IN GESPREK MET SJOERD BOUWMA, DE POST

Vraag de mensen in het dorp eens wie Sjoerd Bouwma is en de kans is groot, dat ze zeggen "ik ken die man helemaal niet".
Vraag een kind, wie Sjoerd de post is en je kunt een antwoord krijgen zoals " oh, dat is die man met de bril op en die hele oude fiets".
Zo hebben wij hem ook altijd door het dorp zien fietsen.
Op zijn oude "weduwe" met de fietstassen vol post en een lading elastiekjes aan het stuur, handig manoeuvrerend tussen heggetjes en hekjes.

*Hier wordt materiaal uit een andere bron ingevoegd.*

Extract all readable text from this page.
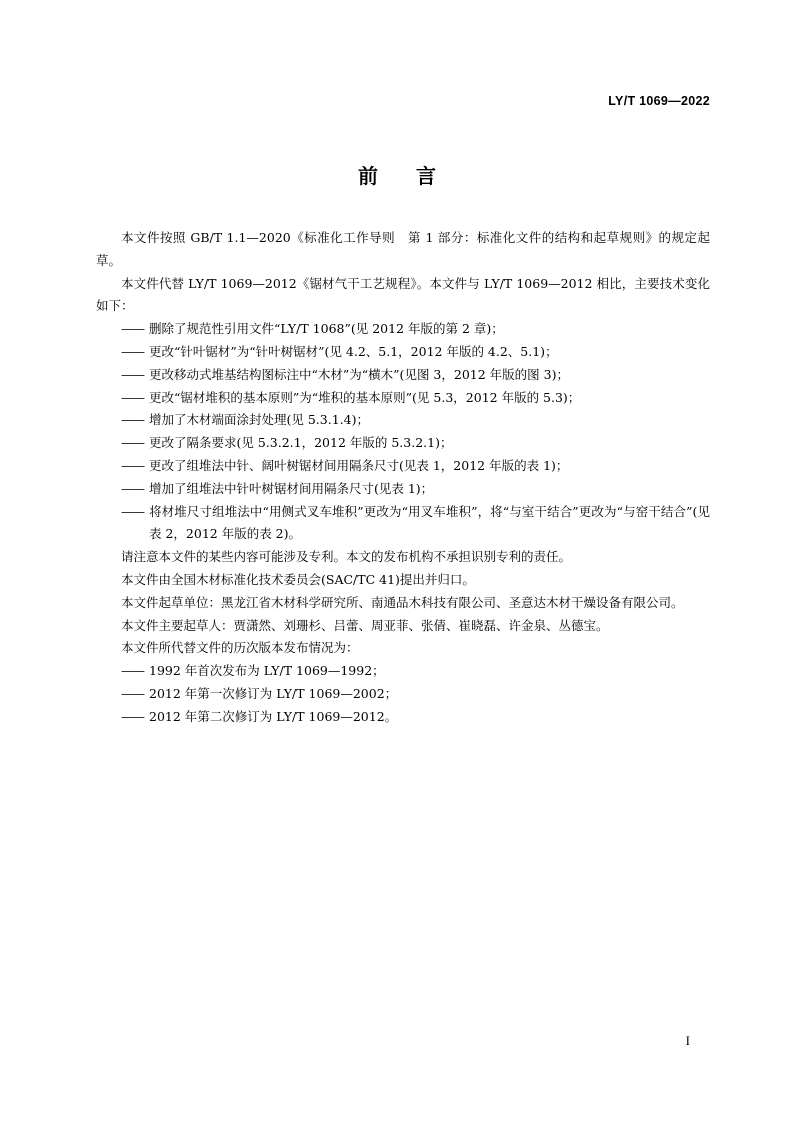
LY/T 1069—2022
前言

本文件按照 GB/T 1.1—2020《标准化工作导则　第 1 部分：标准化文件的结构和起草规则》的规定起草。

本文件代替 LY/T 1069—2012《锯材气干工艺规程》。本文件与 LY/T 1069—2012 相比，主要技术变化如下：

—— 删除了规范性引用文件“LY/T 1068”(见 2012 年版的第 2 章)；

—— 更改“针叶锯材”为“针叶树锯材”(见 4.2、5.1，2012 年版的 4.2、5.1)；

—— 更改移动式堆基结构图标注中“木材”为“横木”(见图 3，2012 年版的图 3)；

—— 更改“锯材堆积的基本原则”为“堆积的基本原则”(见 5.3，2012 年版的 5.3)；

—— 增加了木材端面涂封处理(见 5.3.1.4)；

—— 更改了隔条要求(见 5.3.2.1，2012 年版的 5.3.2.1)；

—— 更改了组堆法中针、阔叶树锯材间用隔条尺寸(见表 1，2012 年版的表 1)；

—— 增加了组堆法中针叶树锯材间用隔条尺寸(见表 1)；

—— 将材堆尺寸组堆法中“用侧式叉车堆积”更改为“用叉车堆积”，将“与室干结合”更改为“与窑干结合”(见表 2，2012 年版的表 2)。

请注意本文件的某些内容可能涉及专利。本文的发布机构不承担识别专利的责任。

本文件由全国木材标准化技术委员会(SAC/TC 41)提出并归口。

本文件起草单位：黑龙江省木材科学研究所、南通品木科技有限公司、圣意达木材干燥设备有限公司。

本文件主要起草人：贾潇然、刘珊杉、吕蕾、周亚菲、张倩、崔晓磊、许金泉、丛德宝。

本文件所代替文件的历次版本发布情况为：

—— 1992 年首次发布为 LY/T 1069—1992；

—— 2012 年第一次修订为 LY/T 1069—2002；

—— 2012 年第二次修订为 LY/T 1069—2012。

I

Vrijdag 24 november zal het evenwel de laatste keer zijn, dat hij zijn post bezorgt.
Dan heeft hij er 40 dienstjaren op zitten en kan hij de PTT vaarwel zeggen.
Sjoerd Bouwma is geboren en opgegroeid in het dorp Pietersbierum.
Nadat hij de school verlaten heeft, werkt hij eerst ong. 5 jaar op het gemengde bedrijf van zijn zwager in Pietersbierum.
Het bevalt hem daar heel goed, maar na zijn diensttijd in de jaren 54-56 kijkt hij toch uit naar ander werk.
De techniek heeft hem altijd wel getrokken, maar veel werk valt daar dan nog niet in te vinden.
Brommers, motors en auto's zijn dan nog maar net in opkomst.
Het wordt dan de post - in Sexbierum kan hij aan de slag.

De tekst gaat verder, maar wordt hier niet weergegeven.